Estupendamente funda,
a beleza, quando é linda demais,
dá uma imagem feita só de sensações,
de modo que, apesar de não se ter consciência desse todo,
naquele instante não nos falta nada.
É um pá. Um tapa. Um gole.
Um bote nos paralisa, organiza,
dispersa, conecta e completa!
Estonteantemente linda
a beleza doeu profundo no peito essa manhã.
Doeu tanto que eu dei de chorar,
por causa e uma flor comum e misteriosa do caminho.
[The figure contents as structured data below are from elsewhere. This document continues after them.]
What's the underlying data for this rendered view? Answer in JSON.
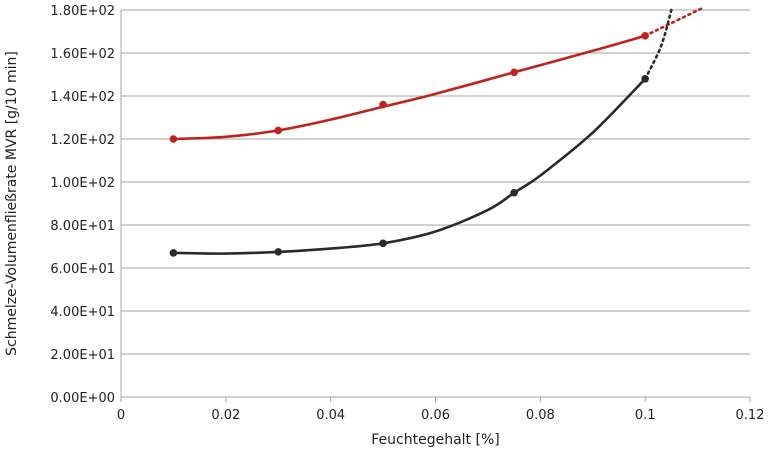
{
  "chart_data": {
    "type": "scatter",
    "xlabel": "Feuchtegehalt [%]",
    "ylabel": "Schmelze-Volumenfließrate MVR [g/10 min]",
    "xlim": [
      0,
      0.12
    ],
    "ylim": [
      0,
      180
    ],
    "x_ticks": [
      0,
      0.02,
      0.04,
      0.06,
      0.08,
      0.1,
      0.12
    ],
    "x_tick_labels": [
      "0",
      "0.02",
      "0.04",
      "0.06",
      "0.08",
      "0.1",
      "0.12"
    ],
    "y_ticks": [
      0,
      20,
      40,
      60,
      80,
      100,
      120,
      140,
      160,
      180
    ],
    "y_tick_labels": [
      "0.00E+00",
      "2.00E+01",
      "4.00E+01",
      "6.00E+01",
      "8.00E+01",
      "1.00E+02",
      "1.20E+02",
      "1.40E+02",
      "1.60E+02",
      "1.80E+02"
    ],
    "grid": "horizontal",
    "legend": "none",
    "series": [
      {
        "color": "#c0231e",
        "x": [
          0.01,
          0.03,
          0.05,
          0.075,
          0.1
        ],
        "y": [
          120,
          124,
          136,
          151,
          168
        ],
        "curve": [
          [
            0.01,
            120
          ],
          [
            0.02,
            121
          ],
          [
            0.03,
            124
          ],
          [
            0.04,
            129
          ],
          [
            0.05,
            135
          ],
          [
            0.06,
            141
          ],
          [
            0.075,
            151
          ],
          [
            0.09,
            161
          ],
          [
            0.1,
            168
          ]
        ],
        "extrapolation": [
          [
            0.1,
            168
          ],
          [
            0.111,
            181
          ]
        ]
      },
      {
        "color": "#2a2a2a",
        "x": [
          0.01,
          0.03,
          0.05,
          0.075,
          0.1
        ],
        "y": [
          67,
          67.5,
          71.5,
          95,
          148
        ],
        "curve": [
          [
            0.01,
            67
          ],
          [
            0.02,
            66.7
          ],
          [
            0.03,
            67.5
          ],
          [
            0.04,
            69
          ],
          [
            0.05,
            71.5
          ],
          [
            0.06,
            77
          ],
          [
            0.07,
            87
          ],
          [
            0.075,
            95
          ],
          [
            0.08,
            103
          ],
          [
            0.09,
            123
          ],
          [
            0.1,
            148
          ]
        ],
        "extrapolation": [
          [
            0.1,
            148
          ],
          [
            0.103,
            163
          ],
          [
            0.105,
            180
          ]
        ]
      }
    ]
  }
}
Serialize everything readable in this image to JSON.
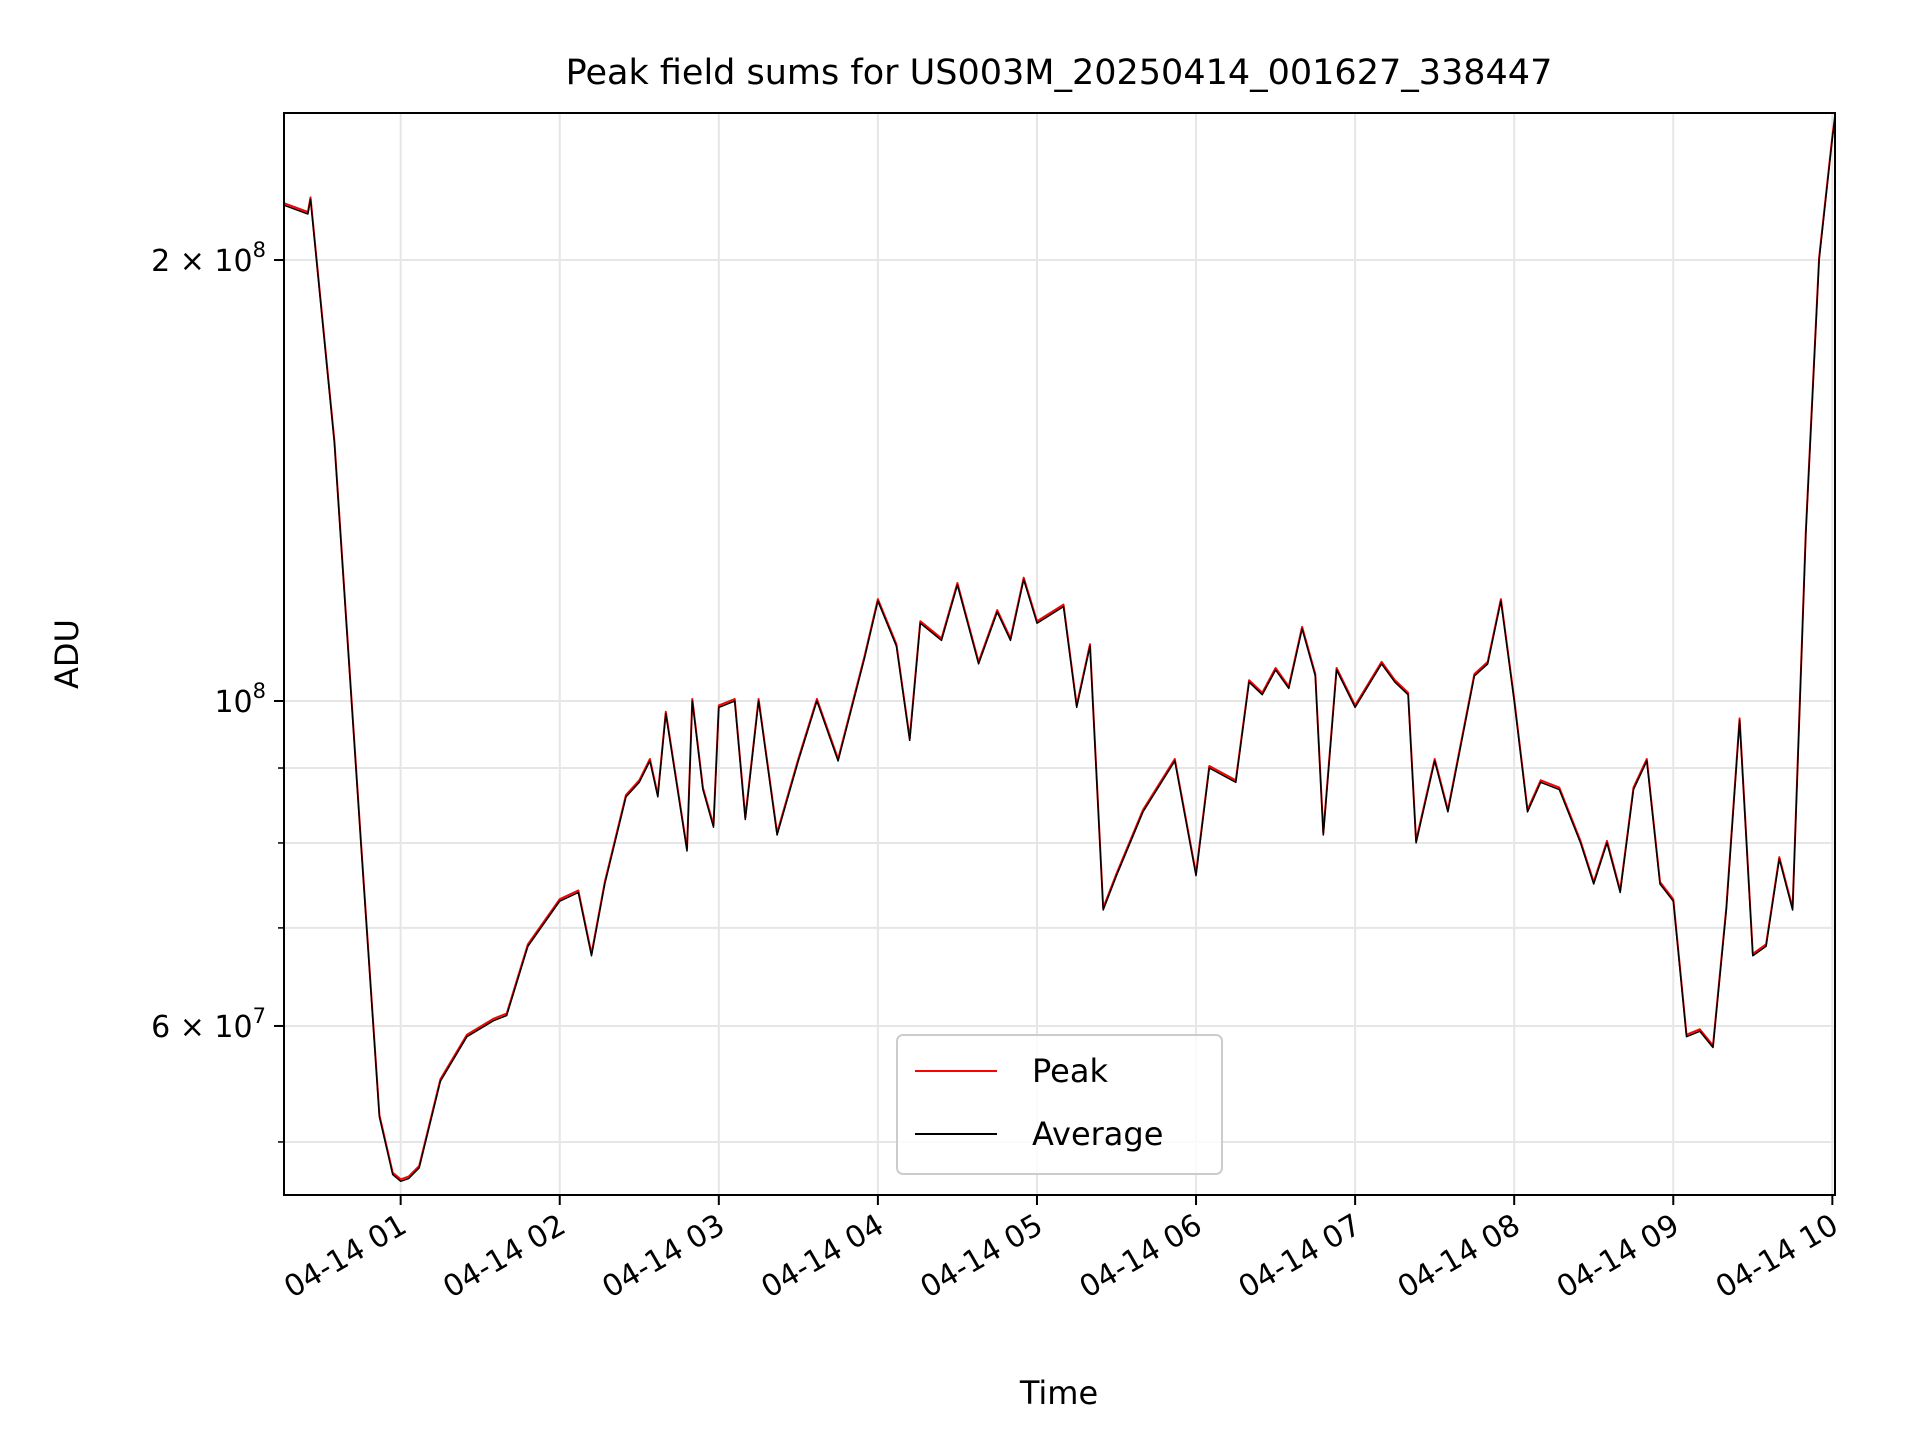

Uma delicada flor ordinária,
brotada da trivialidade do mato,
nascida do varejo da natureza,
me deu espanto!
Me tirou a roupa, o rumo, o prumo
e me pôs a mesa...
é a porrada da beleza!
Eu dei de chorar de uma alegria funda,
quase tristeza.
Acontece às vezes e não avisa.
A coisa estarrece e abre-se um portal.
É uma dobradura do real, uma dimensão dele,
uma mágica à queima-roupa sem truque nenhum.
Porque é real.
Doeu a flor em mim tanto e com tanta força
que eu dei de soluçar!
O esplendor do que eu vi era pancada,
era baque e era bonito demais!
penso, às vezes, que vivo para esse momento
indefinível, sagrado, material, cósmico,
quase molecular.
Posto que é mistério,
descrevê-lo exato perambula ermo
dentro da palavra impronunciável.
Sei que é desta flechada de luz
que nasce o acontecimento poético.
Poesia é quando a iluminação zureta,
bela e furiosa desse espanto
se transforma em palavra!
A florzinha distraída
existindo singela na rua paralelepípeda esta manhã,
doeu profundo como se passasse do ponto.
Como aquele ponto do gozo,
como aquele ápice do prazer
que a gente pensa que vai até morrer!
Como aquele máximo indivisível,
que, de tão bom, é bom de doer,
aquele momento em que a gente pede pára
querendo que e não podendo mais querer,
porque mais do que aquilo
não se agüenta mais,
sabe como é?
Violenta, às vezes, de tão bela, a beleza é!